First prize: Francois Verster/Simon Wood/Field of Vision

Scenes From a Dry City: What happens when a major metropolitan area runs out of water? This question is at the heart of Scenes From a Dry City, and one that is becoming increasingly urgent for the 4.5 million residents of Cape Town, South Africa. The city has been experiencing a severe water crisis since early 2017, when the municipal government began pleading with residents to conserve water. The engaging and often surprising vignettes expose the exacerbation of social inequality due to water shortage, and give a stark representation of the impacts of the global climate crisis.

Second prize: Ed Ou/Kitra Cahana/NBC News

 A Different Kind of Force – Policing Mental Illness: U.S. law enforcement officers are increasingly the first responders to incidents involving people with mental illness, but often lack the training to appropriately deal with these already-charged situations. In the San Antonio Police Department, a special plainclothes unit is trained specifically to handle mental health calls. Shot over several weeks, A Different Kind of Force — Policing Mental Illness gained incredible access to a 10-person unit responding to mental health related calls.

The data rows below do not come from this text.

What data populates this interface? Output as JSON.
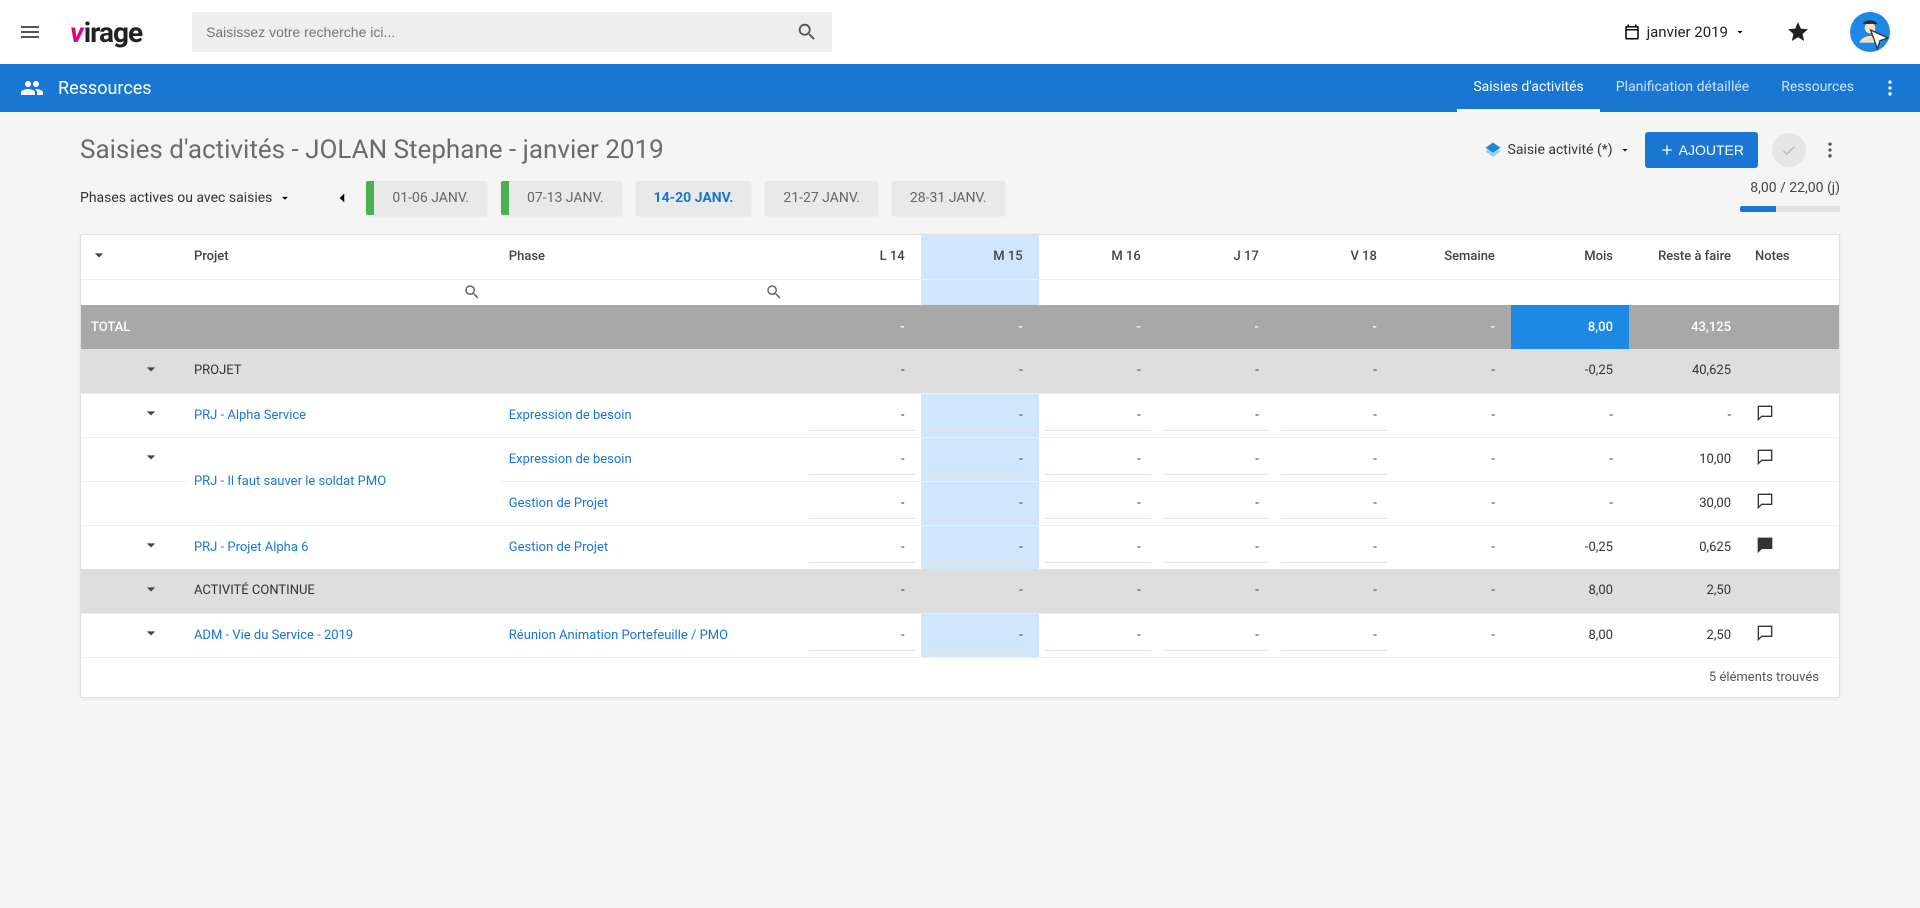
{
  "header": {
    "search_placeholder": "Saisissez votre recherche ici...",
    "period_label": "janvier 2019"
  },
  "bluenav": {
    "title": "Ressources",
    "tabs": [
      "Saisies d'activités",
      "Planification détaillée",
      "Ressources"
    ],
    "active": 0
  },
  "page": {
    "title": "Saisies d'activités - JOLAN Stephane - janvier 2019",
    "saisie_label": "Saisie activité (*)",
    "add_label": "AJOUTER",
    "phase_filter": "Phases actives ou avec saisies",
    "progress": {
      "text": "8,00 / 22,00 (j)",
      "pct": 36
    }
  },
  "weeks": [
    {
      "label": "01-06 JANV.",
      "bar": true,
      "active": false
    },
    {
      "label": "07-13 JANV.",
      "bar": true,
      "active": false
    },
    {
      "label": "14-20 JANV.",
      "bar": false,
      "active": true
    },
    {
      "label": "21-27 JANV.",
      "bar": false,
      "active": false
    },
    {
      "label": "28-31 JANV.",
      "bar": false,
      "active": false
    }
  ],
  "columns": {
    "projet": "Projet",
    "phase": "Phase",
    "days": [
      "L 14",
      "M 15",
      "M 16",
      "J 17",
      "V 18"
    ],
    "semaine": "Semaine",
    "mois": "Mois",
    "reste": "Reste à faire",
    "notes": "Notes",
    "hl_index": 1
  },
  "total": {
    "label": "TOTAL",
    "mois": "8,00",
    "reste": "43,125"
  },
  "groups": [
    {
      "label": "PROJET",
      "mois": "-0,25",
      "reste": "40,625",
      "rows": [
        {
          "proj": "PRJ - Alpha Service",
          "phases": [
            {
              "phase": "Expression de besoin",
              "mois": "-",
              "reste": "-",
              "note": "empty"
            }
          ]
        },
        {
          "proj": "PRJ - Il faut sauver le soldat PMO",
          "phases": [
            {
              "phase": "Expression de besoin",
              "mois": "-",
              "reste": "10,00",
              "note": "empty"
            },
            {
              "phase": "Gestion de Projet",
              "mois": "-",
              "reste": "30,00",
              "note": "empty"
            }
          ]
        },
        {
          "proj": "PRJ - Projet Alpha 6",
          "phases": [
            {
              "phase": "Gestion de Projet",
              "mois": "-0,25",
              "reste": "0,625",
              "note": "filled"
            }
          ]
        }
      ]
    },
    {
      "label": "ACTIVITÉ CONTINUE",
      "mois": "8,00",
      "reste": "2,50",
      "rows": [
        {
          "proj": "ADM - Vie du Service - 2019",
          "phases": [
            {
              "phase": "Réunion Animation Portefeuille / PMO",
              "mois": "8,00",
              "reste": "2,50",
              "note": "empty"
            }
          ]
        }
      ]
    }
  ],
  "footer": "5 éléments trouvés"
}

Unflinching, intimate, and visceral, A Different Kind of Force – Policing Mental Illness gives an insight into the complex relationships between those living with mental illness, their loved ones, and the police.

To view the film, visit https://bit.ly/2RJs10s

Poster of A Different Kind of Force – Policing Mental Illness, Ed Ou/Kitra Cahana/NBC News.

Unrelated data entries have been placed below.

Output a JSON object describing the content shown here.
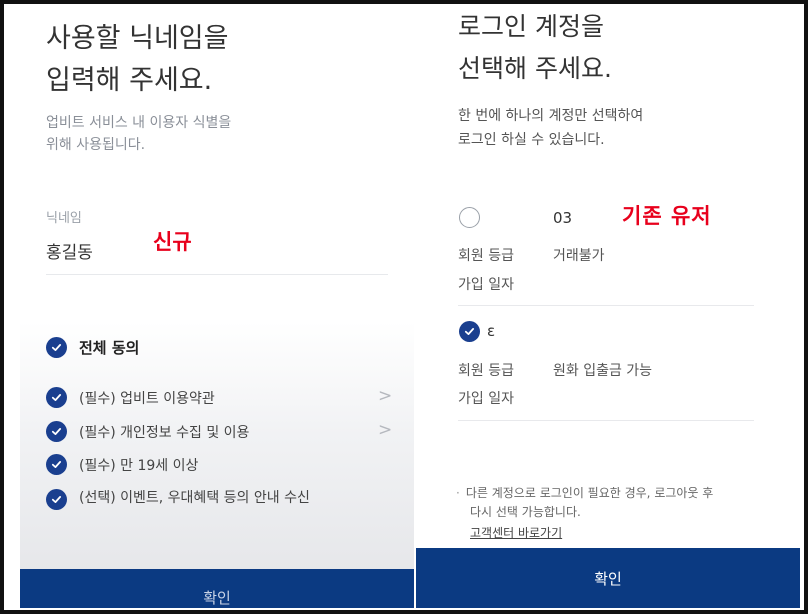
{
  "left": {
    "title_line1": "사용할 닉네임을",
    "title_line2": "입력해 주세요.",
    "subtitle_line1": "업비트 서비스 내 이용자 식별을",
    "subtitle_line2": "위해 사용됩니다.",
    "nickname_label": "닉네임",
    "nickname_value": "홍길동",
    "annotation": "신규",
    "agree_all": "전체 동의",
    "agreements": [
      {
        "label": "(필수) 업비트 이용약관",
        "has_chevron": true
      },
      {
        "label": "(필수) 개인정보 수집 및 이용",
        "has_chevron": true
      },
      {
        "label": "(필수) 만 19세 이상",
        "has_chevron": false
      },
      {
        "label": "(선택) 이벤트, 우대혜택 등의 안내 수신",
        "has_chevron": false
      }
    ],
    "chevron": ">",
    "confirm_label": "확인"
  },
  "right": {
    "title_line1": "로그인 계정을",
    "title_line2": "선택해 주세요.",
    "subtitle_line1": "한 번에 하나의 계정만 선택하여",
    "subtitle_line2": "로그인 하실 수 있습니다.",
    "annotation": "기존 유저",
    "accounts": [
      {
        "id": "03",
        "selected": false,
        "grade_label": "회원 등급",
        "grade_value": "거래불가",
        "join_label": "가입 일자",
        "join_value": ""
      },
      {
        "id": "ε",
        "selected": true,
        "grade_label": "회원 등급",
        "grade_value": "원화 입출금 가능",
        "join_label": "가입 일자",
        "join_value": ""
      }
    ],
    "note_line1": "다른 계정으로 로그인이 필요한 경우, 로그아웃 후",
    "note_line2": "다시 선택 가능합니다.",
    "note_bullet": "·",
    "cs_link": "고객센터 바로가기",
    "confirm_label": "확인"
  },
  "colors": {
    "brand_navy": "#0b3a82",
    "check_blue": "#1a3f8f",
    "annotation_red": "#e8001c"
  },
  "icons": {
    "check": "check-circle-icon",
    "radio_empty": "radio-unchecked-icon",
    "chevron": "chevron-right-icon"
  }
}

Third prize: Shirley Abraham/Amit Madheshiya/Field of Vision/The Guardian/Pulitzer Center

The Hour of Lynching: Vigilante Violence in India: A powerful and shocking story of a nation beset by communalism and majoritarian Hindu nationalism, The Hour of Lynching: Vigilante Violence in India exposes attacks against Muslim dairy farmers by Hindu vigilantes. These mobs have set themselves upon Muslims on the accusation of trafficking cows–a sacred symbol for Hindus–for slaughter. Since the election of Narendra Modi as Prime Minister of India in 2014, 47 people have been murdered in cow-related orchestrated hate crimes, 76 percent of which were Muslim. The Hour of Lynching: Vigilante Violence in India is a harrowing account of one family’s grief as the result of ‘cow vigilantism’ and their struggle for justice, amid terrorising Hindu nationalism – led and championed by the state apparatus.